Two 3 ounce boxes red jello
Two 3 ounce boxes blue jello
4 envelopes Knox unflavored gelatin
One 14 ounce can sweetened condensed milk
boiling water & cold water

In a medium bowl, mix one box of red jello with 1/2 envelope of unflavored gelatin. Add 1 cup of boiling water and stir to dissolve. Cool to room temperature and pour into a 9×13-inch glass pan. Refrigerate for 15 minutes (make sure that your refrigerator is level, or your jello will come out uneven-looking).

While first layer is setting, prepare white layer. In another bowl, mix sweetened condensed milk with 1 cup of boiling water. In a separate small bowl, sprinkle 2 envelopes of unflavored gelatin over ½ cup of cold water. Let stand a few minutes and then add ½ cup of boiling water to dissolve the gelatin.
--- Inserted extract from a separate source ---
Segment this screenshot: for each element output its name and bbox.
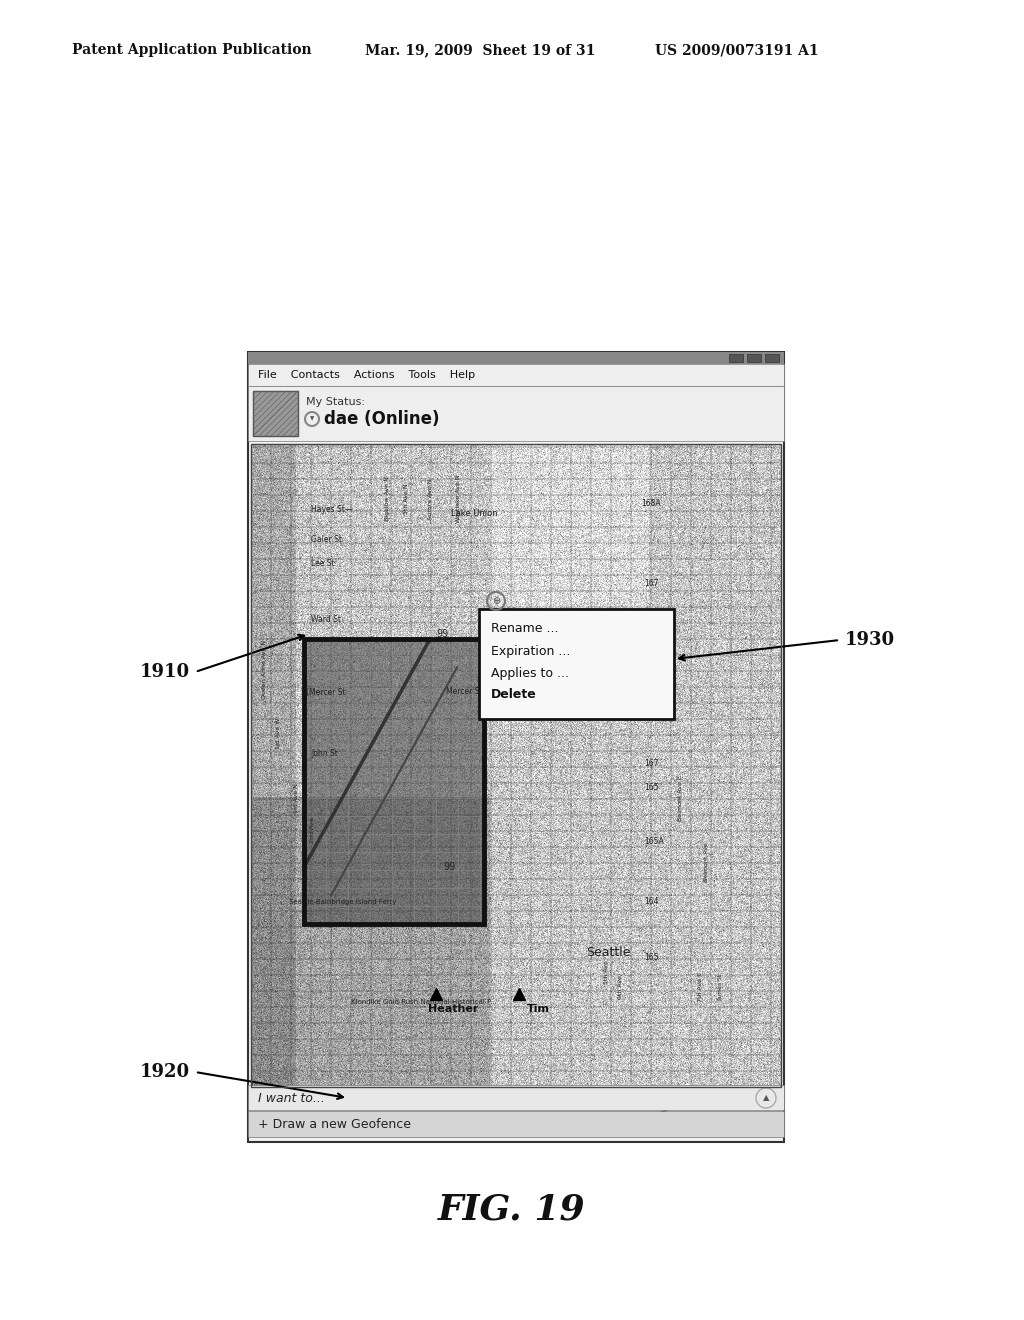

Add to the milk mixture and stir to combine. Cool to room temperature. Pour 1 cup of this milk mixture over the first layer of red jello. Refrigerate for 15 minutes.

While white layer is setting, prepare blue layer. In a medium bowl, mix one box of blue jello with ½ envelope of unflavored gelatin. Add 1 cup of boiling water and stir to dissolve. Cool to room temperature and pour on top of white layer. Refrigerate for 15 minutes.

Repeat with red layer, another cup of of the white layer and then finishing with a blue layer on top. Refrigerate for 15 minutes after adding each layer.

Let jello set before cutting. Use a sharp knife to cut, and then use a metal spatula to slide underneath the jello and scoop out jello squares.